Debate continues over a possible U.S. strike against Iraq. U.S. President George Bush says he will make his case against Bagdad in an address to the United Nations General Assembly. He met with top Congressional officials from both parties to discuss Iraq. VOA-TV’s Deborah Block has our report.
After meeting with congressional leaders at the White House, President Bush said that, at the appropriate time, he would ask Congress to approve any military action against Iraq. Mr. Bush has repeatedly said that Iraqi leader Saddam Hussein poses a threat to the world and should be removed.
PRESIDENT GEORGE W. BUSH
“One of the things I made very clear to the members here is that doing nothing about that serious threat is not an option for the United States.”
But some members of Congress, including U.S. Representative Dick Gephardt, are calling on the president to make a compelling case against Baghdad.
“I don’t think there’s one way to deal with this at this point. There will be an explanation at the United Nations of perhaps dealing with this short of military power. So there’s a lot to be done here.”
Former South African President Nelson Mandela has sharply criticized the U.S. policy on Iraq, saying he is appalled by it.
"What they are saying -- what they are introducing -- is chaos in international affairs -- and we condemn that in the strongest terms.”
But British Prime Minister Tony Blair -- who is meeting with President Bush this week -- stepped forward with some much-needed U.S. support.
"And where we are in absolute agreement is that Iraq poses a real -- and a unique threat to the security of the region -- and the rest of the world -- that Saddam Hussein is continuing in his efforts develop weapons of mass destruction.
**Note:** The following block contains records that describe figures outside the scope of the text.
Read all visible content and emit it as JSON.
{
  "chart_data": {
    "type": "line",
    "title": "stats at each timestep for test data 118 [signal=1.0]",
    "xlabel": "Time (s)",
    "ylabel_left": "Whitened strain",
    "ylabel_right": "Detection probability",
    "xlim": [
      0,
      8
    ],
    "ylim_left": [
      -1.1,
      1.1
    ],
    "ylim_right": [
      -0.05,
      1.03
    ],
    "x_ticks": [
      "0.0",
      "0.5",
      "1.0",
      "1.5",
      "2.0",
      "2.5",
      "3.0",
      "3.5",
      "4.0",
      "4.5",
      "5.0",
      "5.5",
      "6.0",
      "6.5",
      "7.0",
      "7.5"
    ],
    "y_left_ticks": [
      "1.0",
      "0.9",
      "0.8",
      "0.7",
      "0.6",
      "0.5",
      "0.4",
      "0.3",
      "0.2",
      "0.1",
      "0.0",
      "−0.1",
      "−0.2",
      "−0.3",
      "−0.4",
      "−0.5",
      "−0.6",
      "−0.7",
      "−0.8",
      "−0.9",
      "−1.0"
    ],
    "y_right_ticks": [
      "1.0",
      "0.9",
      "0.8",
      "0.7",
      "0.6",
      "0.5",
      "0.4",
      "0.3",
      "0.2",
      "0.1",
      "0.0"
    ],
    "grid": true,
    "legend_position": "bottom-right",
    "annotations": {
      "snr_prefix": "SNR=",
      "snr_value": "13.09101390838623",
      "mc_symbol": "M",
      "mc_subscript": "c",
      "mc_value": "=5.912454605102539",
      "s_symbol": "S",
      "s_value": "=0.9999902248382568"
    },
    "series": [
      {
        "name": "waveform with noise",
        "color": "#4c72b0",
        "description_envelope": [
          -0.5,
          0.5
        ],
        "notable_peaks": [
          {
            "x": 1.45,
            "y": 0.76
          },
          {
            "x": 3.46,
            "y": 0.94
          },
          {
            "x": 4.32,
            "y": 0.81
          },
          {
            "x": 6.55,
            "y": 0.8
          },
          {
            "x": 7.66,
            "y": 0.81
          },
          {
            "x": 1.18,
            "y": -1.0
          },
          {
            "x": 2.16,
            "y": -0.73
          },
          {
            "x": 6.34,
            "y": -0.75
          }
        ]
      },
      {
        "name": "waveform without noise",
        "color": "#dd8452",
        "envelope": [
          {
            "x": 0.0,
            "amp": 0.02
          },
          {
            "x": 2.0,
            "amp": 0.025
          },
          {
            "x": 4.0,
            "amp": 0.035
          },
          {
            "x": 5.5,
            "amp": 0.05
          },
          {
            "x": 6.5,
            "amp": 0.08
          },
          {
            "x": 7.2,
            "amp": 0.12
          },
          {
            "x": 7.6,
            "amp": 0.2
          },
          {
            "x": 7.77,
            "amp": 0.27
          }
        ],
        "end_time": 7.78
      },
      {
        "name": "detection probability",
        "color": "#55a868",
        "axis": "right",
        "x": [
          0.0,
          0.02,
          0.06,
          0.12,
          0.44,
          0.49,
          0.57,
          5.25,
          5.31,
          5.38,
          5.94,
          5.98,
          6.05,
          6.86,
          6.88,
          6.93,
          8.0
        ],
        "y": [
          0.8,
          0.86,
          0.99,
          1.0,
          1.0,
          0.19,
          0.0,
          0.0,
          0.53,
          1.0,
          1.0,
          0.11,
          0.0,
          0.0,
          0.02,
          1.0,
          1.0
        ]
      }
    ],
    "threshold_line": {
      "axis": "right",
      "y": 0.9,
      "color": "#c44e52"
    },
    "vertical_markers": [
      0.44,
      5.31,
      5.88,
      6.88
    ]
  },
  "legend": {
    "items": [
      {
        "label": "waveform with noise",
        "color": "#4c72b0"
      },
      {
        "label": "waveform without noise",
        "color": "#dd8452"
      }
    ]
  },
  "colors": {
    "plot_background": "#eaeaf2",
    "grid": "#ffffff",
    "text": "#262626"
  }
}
That means biological, chemical, and nuclear weapons capability.”
Iraq has offered to work with the United Nations in an effort to defuse the ongoing crisis with the United States, and perhaps, head off an American attack.
At a meeting in Johannesburg with UN head Kofi Annan, Iraq's Deputy Prime Minister, Tariq Aziz, made a conditional offer for a return of UN weapons inspectors.
"If the question of so-called weapons of mass destruction is a genuine concern by the United States, this matter could be dealt with reasonably, equitably.”
But he says the crisis has different aspects that should be addressed.
"The inspections, yes, the lifting of sanctions which is in the resolution of the Security Council -- the respect of the sovereignty of Iraq -- the respect of the integrity of Iraq.”
However, in Washington, U.S. Defense Secretary Donald Rumsfeld, sees this as another Iraqi ploy.
"To muse over the possibility, we might do this or we might do that, and kind of play the international community and the UN process like a guitar, plucking the right string at the right moment to delay something.”
Mr. Rumsfeld says it would require an inspection team of such intrusiveness that he thinks it unlikely Iraq would agree to even half of it. For its part, Iraq is taking the U.S. threat seriously.
"We cannot take risks that they are not serious. They are serious. That's what we are thinking about -- and we are preparing ourselves to defend our country.”
Other countries in the region are also concerned. More than 100 Arab parliamentarians met in Baghdad to rally support against a U.S. attack. And Arab League foreign ministers meeting in Cairo have rejected the use of force against Iraq.